Färberstraße 11
Saxony
04105 Leipzig
Germany
In May 1915 Louise Ariowitsch acquired the property Färberstraße 11, which consisted of a residential building on the street side and a building on the rear side. The rear building was converted into a synagogue (Beth Yehuda) with rooms for classes and for use by religious associations. A two-story prayer hall with a gallery was built. As a prayer and teaching house, it was intended to keep alive the memory of her late husband.

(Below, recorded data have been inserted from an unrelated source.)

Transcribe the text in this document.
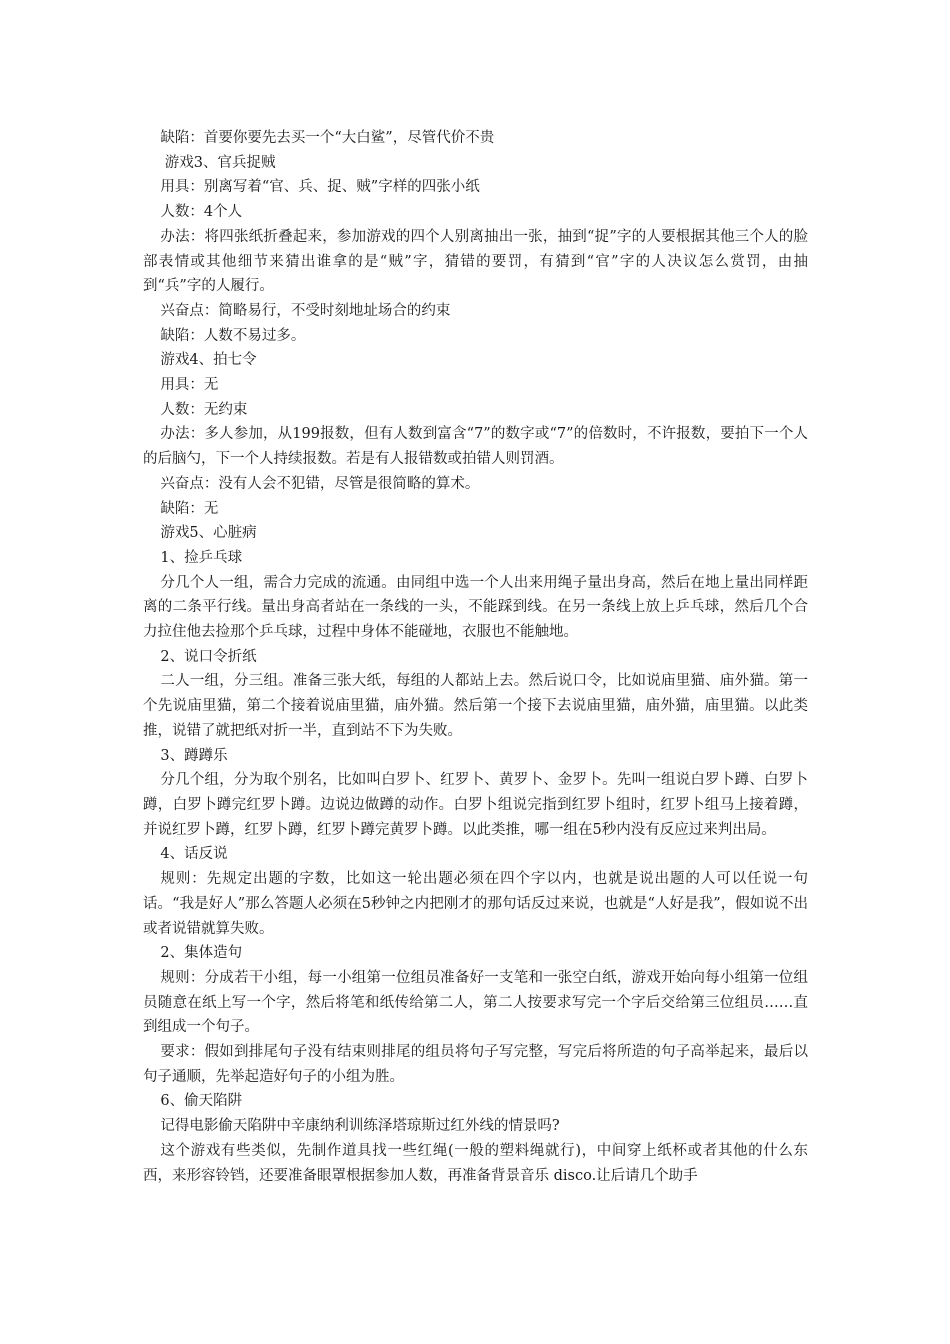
缺陷：首要你要先去买一个“大白鲨”，尽管代价不贵

游戏3、官兵捉贼

用具：别离写着“官、兵、捉、贼”字样的四张小纸

人数：4个人

办法：将四张纸折叠起来，参加游戏的四个人别离抽出一张，抽到“捉”字的人要根据其他三个人的脸部表情或其他细节来猜出谁拿的是“贼”字，猜错的要罚，有猜到“官”字的人决议怎么赏罚，由抽到“兵”字的人履行。

兴奋点：简略易行，不受时刻地址场合的约束

缺陷：人数不易过多。

游戏4、拍七令

用具：无

人数：无约束

办法：多人参加，从199报数，但有人数到富含“7”的数字或“7”的倍数时，不许报数，要拍下一个人的后脑勺，下一个人持续报数。若是有人报错数或拍错人则罚酒。

兴奋点：没有人会不犯错，尽管是很简略的算术。

缺陷：无

游戏5、心脏病

1、捡乒乓球

分几个人一组，需合力完成的流通。由同组中选一个人出来用绳子量出身高，然后在地上量出同样距离的二条平行线。量出身高者站在一条线的一头，不能踩到线。在另一条线上放上乒乓球，然后几个合力拉住他去捡那个乒乓球，过程中身体不能碰地，衣服也不能触地。

2、说口令折纸

二人一组，分三组。准备三张大纸，每组的人都站上去。然后说口令，比如说庙里猫、庙外猫。第一个先说庙里猫，第二个接着说庙里猫，庙外猫。然后第一个接下去说庙里猫，庙外猫，庙里猫。以此类推，说错了就把纸对折一半，直到站不下为失败。

3、蹲蹲乐

分几个组，分为取个别名，比如叫白罗卜、红罗卜、黄罗卜、金罗卜。先叫一组说白罗卜蹲、白罗卜蹲，白罗卜蹲完红罗卜蹲。边说边做蹲的动作。白罗卜组说完指到红罗卜组时，红罗卜组马上接着蹲，并说红罗卜蹲，红罗卜蹲，红罗卜蹲完黄罗卜蹲。以此类推，哪一组在5秒内没有反应过来判出局。

4、话反说

规则：先规定出题的字数，比如这一轮出题必须在四个字以内，也就是说出题的人可以任说一句话。“我是好人”那么答题人必须在5秒钟之内把刚才的那句话反过来说，也就是“人好是我”，假如说不出或者说错就算失败。

2、集体造句

规则：分成若干小组，每一小组第一位组员准备好一支笔和一张空白纸，游戏开始向每小组第一位组员随意在纸上写一个字，然后将笔和纸传给第二人，第二人按要求写完一个字后交给第三位组员……直到组成一个句子。

要求：假如到排尾句子没有结束则排尾的组员将句子写完整，写完后将所造的句子高举起来，最后以句子通顺，先举起造好句子的小组为胜。

6、偷天陷阱

记得电影偷天陷阱中辛康纳利训练泽塔琼斯过红外线的情景吗?

这个游戏有些类似，先制作道具找一些红绳(一般的塑料绳就行)，中间穿上纸杯或者其他的什么东西，来形容铃铛，还要准备眼罩根据参加人数，再准备背景音乐 disco.让后请几个助手
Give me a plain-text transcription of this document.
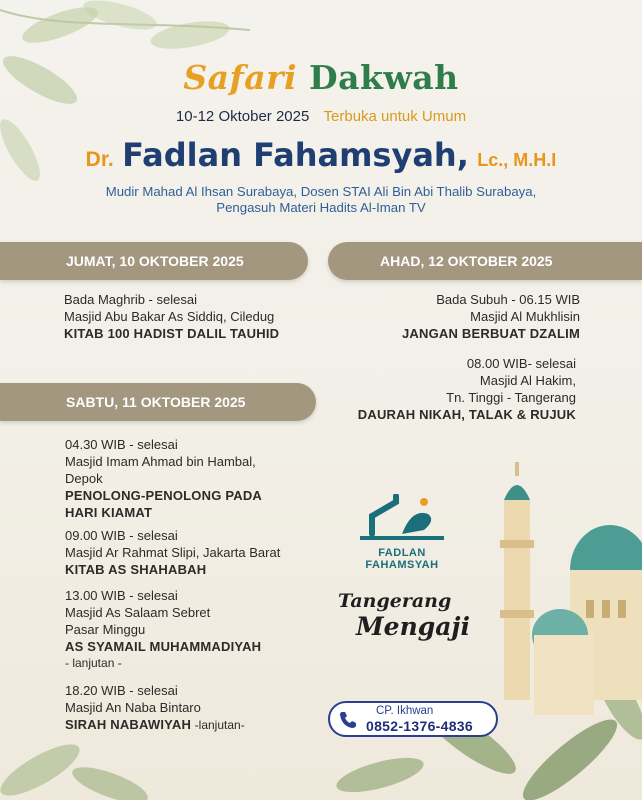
Safari Dakwah
10-12 Oktober 2025 Terbuka untuk Umum
Dr. Fadlan Fahamsyah, Lc., M.H.I
Mudir Mahad Al Ihsan Surabaya, Dosen STAI Ali Bin Abi Thalib Surabaya,
Pengasuh Materi Hadits Al-Iman TV
JUMAT, 10 OKTOBER 2025	AHAD, 12 OKTOBER 2025
SABTU, 11 OKTOBER 2025
Bada Maghrib - selesai
Masjid Abu Bakar As Siddiq, Ciledug
KITAB 100 HADIST DALIL TAUHID
Bada Subuh - 06.15 WIB
Masjid Al Mukhlisin
JANGAN BERBUAT DZALIM
08.00 WIB- selesai
Masjid Al Hakim,
Tn. Tinggi - Tangerang
DAURAH NIKAH, TALAK & RUJUK
04.30 WIB - selesai
Masjid Imam Ahmad bin Hambal,
Depok
PENOLONG-PENOLONG PADA
HARI KIAMAT
09.00 WIB - selesai
Masjid Ar Rahmat Slipi, Jakarta Barat
KITAB AS SHAHABAH
13.00 WIB - selesai
Masjid As Salaam Sebret
Pasar Minggu
AS SYAMAIL MUHAMMADIYAH
- lanjutan -
18.20 WIB - selesai
Masjid An Naba Bintaro
SIRAH NABAWIYAH -lanjutan-
FADLAN
FAHAMSYAH
Tangerang
Mengaji
CP. Ikhwan
0852-1376-4836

From 1936, Peisech Mendzigursky worked as a cantor in the Beth Jehuda synagogue. Peisech Mendzigursky was born on April 9, 1898 in Oswiecim (Auschwitz). When he was five years old, his parents fled with the family to Leipzig. Peisech Mendzigursky worked in Leipzig as a furrier and sold cutlery and non-kosher wines. He worked in the Beth-Jehuda synagogue until the November pogroms of 1938. On November 10, 1938, the interior of the Beth Jehuda Synagogue was destroyed and subsequently closed by the Gestapo. Peisech Mendzigursky was arrested and taken to Buchenwald. After his release, he and his two daughters Feige and Malke were able to flee to England, where he was immediately interned in Kitchener Camp and later a second time on the Isle of Man. Peisech's wife Frieda, their youngest daughter Etti Lea and his father Meier Feiwel Mendzigursky were deported and murdered. Peisech died on April 27, 1962 in Salford, Manchester.
In 1946, the first Seder celebration of the Jüdische Gemeinde Leipzig after World War II took place in the Beth Jehuda Synagogue, but the premises were no longer used as a synagogue. In the years that followed, the building was temporarily used as a factory. Remains of the old mikvah were discovered in 1993, but they also disappeared with the subsequent renovation.
The house of the former Beth-Jehuda synagogue still exists and is now used as a residential building.